We were only able to identify one population-based study of antibodies to SARS-CoV-2 in children. In Spain, prevalence was less than half in children younger than 5 years than in adults.7, 8 We found that young children displayed similar prevalence to that observed in older age groups in the first survey, but in the second survey prevalence was lower in those aged up to 19 years, compared with adults aged 20–59 years.

The limitations of our analyses include the restriction of the sample to sentinel cities that constitute regional hubs, which are larger, more developed, and better equipped with health services than the country as a whole. Rural areas, where approximately 15% of all Brazilians live, were excluded. Our response rate of 53–54% is similar to that in the Spanish survey (60%) and higher than that achieved in national surveys in Iceland and Austria.4, 5 We found that many families have been moving away from large cities to towns or rural areas since physical distancing was recommended. We could not collect information from household members who were either away at the time of visit or refused to participate.

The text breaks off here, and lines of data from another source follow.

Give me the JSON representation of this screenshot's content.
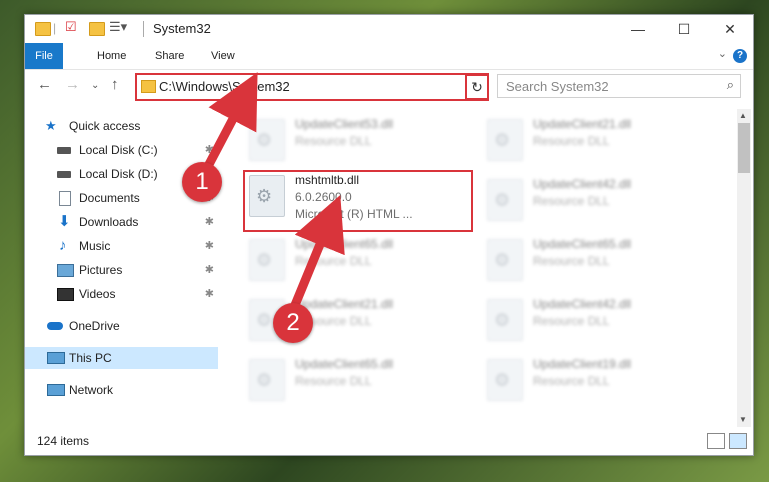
{
  "window": {
    "title": "System32",
    "controls": {
      "minimize": "—",
      "maximize": "☐",
      "close": "✕"
    }
  },
  "ribbon": {
    "tabs": [
      "File",
      "Home",
      "Share",
      "View"
    ],
    "help": "?"
  },
  "address": {
    "path": "C:\\Windows\\System32",
    "search_placeholder": "Search System32"
  },
  "nav": {
    "items": [
      {
        "label": "Quick access",
        "icon": "star-icon"
      },
      {
        "label": "Local Disk (C:)",
        "icon": "drive-icon"
      },
      {
        "label": "Local Disk (D:)",
        "icon": "drive-icon"
      },
      {
        "label": "Documents",
        "icon": "documents-icon"
      },
      {
        "label": "Downloads",
        "icon": "download-icon"
      },
      {
        "label": "Music",
        "icon": "music-icon"
      },
      {
        "label": "Pictures",
        "icon": "pictures-icon"
      },
      {
        "label": "Videos",
        "icon": "videos-icon"
      },
      {
        "label": "OneDrive",
        "icon": "cloud-icon"
      },
      {
        "label": "This PC",
        "icon": "computer-icon"
      },
      {
        "label": "Network",
        "icon": "network-icon"
      }
    ]
  },
  "files": {
    "highlighted": {
      "name": "mshtmltb.dll",
      "version": "6.0.2600.0",
      "desc": "Microsoft (R) HTML ..."
    },
    "blurred": [
      {
        "name": "UpdateClient53.dll",
        "desc": "Resource DLL"
      },
      {
        "name": "UpdateClient21.dll",
        "desc": "Resource DLL"
      },
      {
        "name": "UpdateClient42.dll",
        "desc": "Resource DLL"
      },
      {
        "name": "UpdateClient65.dll",
        "desc": "Resource DLL"
      },
      {
        "name": "UpdateClient65.dll",
        "desc": "Resource DLL"
      },
      {
        "name": "UpdateClient21.dll",
        "desc": "Resource DLL"
      },
      {
        "name": "UpdateClient42.dll",
        "desc": "Resource DLL"
      },
      {
        "name": "UpdateClient65.dll",
        "desc": "Resource DLL"
      },
      {
        "name": "UpdateClient19.dll",
        "desc": "Resource DLL"
      }
    ]
  },
  "status": {
    "count": "124 items"
  },
  "annotations": {
    "step1": "1",
    "step2": "2",
    "color": "#d9343b"
  }
}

Our sample had fewer children than was expected, which was probably due to children's reluctance to undergo a finger prick when randomly selected within the household; also, infants were excluded from our sample. In terms of ethnicity, Branco people were under-represented in the sample compared with the national population, possibly because of low response rates in apartment buildings and gated communities, where many Branco people live.

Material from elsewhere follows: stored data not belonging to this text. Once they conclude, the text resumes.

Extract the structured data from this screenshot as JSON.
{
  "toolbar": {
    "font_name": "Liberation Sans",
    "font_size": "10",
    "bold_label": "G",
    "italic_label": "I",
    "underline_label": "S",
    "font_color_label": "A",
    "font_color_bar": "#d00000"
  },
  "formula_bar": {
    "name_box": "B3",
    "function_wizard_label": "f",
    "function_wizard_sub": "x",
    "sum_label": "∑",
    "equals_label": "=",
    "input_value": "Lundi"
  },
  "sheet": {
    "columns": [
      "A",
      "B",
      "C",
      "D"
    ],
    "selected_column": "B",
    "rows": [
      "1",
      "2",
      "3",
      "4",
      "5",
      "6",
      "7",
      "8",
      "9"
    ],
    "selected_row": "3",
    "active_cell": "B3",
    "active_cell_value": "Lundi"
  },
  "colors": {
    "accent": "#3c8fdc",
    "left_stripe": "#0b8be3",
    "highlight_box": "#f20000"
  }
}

Concerns have been raised regarding the use of point-of-contact antibody tests for clinical decision making and for so-called immune passports. However, use of such tests for large-scale, population-based, seroprevalence studies is less controversial, provided that sensitivity and specificity are sufficiently high and appropriately corrected for.37, 38 The test we used is one of the most precise lateral-flow tests. We used two sets of sensitivity and specificity parameters for correction, and the largest prevalence difference between the two approaches was 1·1 percentage point. Additionally, the possibility of spectrum bias should be considered because sensitivity assessments are usually limited to samples from patients with severe disease and thus with higher antibody levels; this limitation applies to all antibody tests.

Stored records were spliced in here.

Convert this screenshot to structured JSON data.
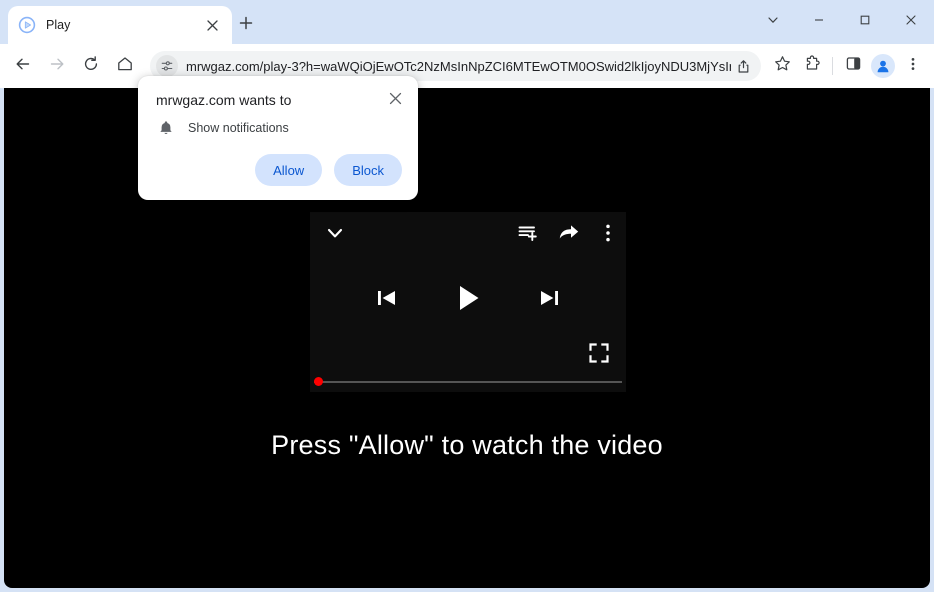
{
  "browser": {
    "tab": {
      "title": "Play",
      "favicon_icon": "play-favicon",
      "close_icon": "close-icon"
    },
    "new_tab_icon": "plus-icon",
    "window_controls": [
      {
        "name": "tab-search",
        "icon": "chevron-down-icon"
      },
      {
        "name": "minimize",
        "icon": "minimize-icon"
      },
      {
        "name": "maximize",
        "icon": "maximize-icon"
      },
      {
        "name": "close",
        "icon": "close-icon"
      }
    ],
    "nav": [
      {
        "name": "back",
        "icon": "arrow-left-icon"
      },
      {
        "name": "forward",
        "icon": "arrow-right-icon"
      },
      {
        "name": "reload",
        "icon": "reload-icon"
      },
      {
        "name": "home",
        "icon": "home-icon"
      }
    ],
    "omnibox": {
      "site_info_icon": "site-settings-icon",
      "url": "mrwgaz.com/play-3?h=waWQiOjEwOTc2NzMsInNpZCI6MTEwOTM0OSwid2lkIjoyNDU3MjYsInNyYyI6...",
      "share_icon": "share-icon"
    },
    "toolbar_icons": [
      {
        "name": "bookmark",
        "icon": "star-icon"
      },
      {
        "name": "extensions",
        "icon": "puzzle-icon"
      },
      {
        "name": "side-panel",
        "icon": "side-panel-icon"
      },
      {
        "name": "profile",
        "icon": "avatar-icon"
      },
      {
        "name": "chrome-menu",
        "icon": "three-dots-vertical-icon"
      }
    ]
  },
  "permission_dialog": {
    "title": "mrwgaz.com wants to",
    "permission_icon": "bell-icon",
    "permission_label": "Show notifications",
    "close_icon": "close-icon",
    "allow_label": "Allow",
    "block_label": "Block",
    "button_bg": "#d3e3fd",
    "button_text_color": "#0b57d0"
  },
  "page": {
    "background": "#000000",
    "cta_text": "Press \"Allow\" to watch the video",
    "player": {
      "background": "#0d0d0d",
      "collapse_icon": "chevron-down-icon",
      "queue_icon": "add-to-queue-icon",
      "share_icon": "share-arrow-icon",
      "more_icon": "three-dots-vertical-icon",
      "previous_icon": "skip-previous-icon",
      "play_icon": "play-icon",
      "next_icon": "skip-next-icon",
      "fullscreen_icon": "fullscreen-icon",
      "progress_percent": 0,
      "scrubber_color": "#ff0000",
      "track_color": "#555555"
    }
  }
}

Given the scale of our study, point-of-contact tests were the most viable alternative. Our results have strong face validity, showing a high correlation with reported death rates, an increase over time as the pandemic progressed, and distribution by age, socioeconomic status, and household size that would be expected. The comparison with officially reported cases and deaths showed that only one in ten infections were reported as cases, and our estimate of infection-fatality rate was lower than the official figure for case-fatality.

Our results must be interpreted in terms of the controversial management of the pandemic by the national government. Testing was restricted to individuals with severe symptoms during the early stages of the pandemic and contact tracing was virtually non-existent. Two consecutive health ministers were either dismissed or resigned in less than 1 month because of opposition to the president's stance regarding physical distancing and the use of hydroxychloroquine to treat COVID-19, and since May 15, the country has not had a health minister. By contrast with the federal government, most state governors and city mayors enforced closure of schools, shops, and non-essential services, and recommended the use of face masks. Nevertheless, hospital services have been at the brink of collapse due to the high numbers of patients requiring intensive care. Several mayors and governors have relaxed physical distancing policies throughout the country, despite the persisting high incidence of new cases and deaths. The effect of these measures is still too early to assess, but further waves of serological surveys will allow monitoring of the progression of the pandemic and help assess the effectiveness of policy changes.

Data sharing

Data will become publicly available upon request from the corresponding author 30 days after publication. The EPICOVID19 datasets are freely available online.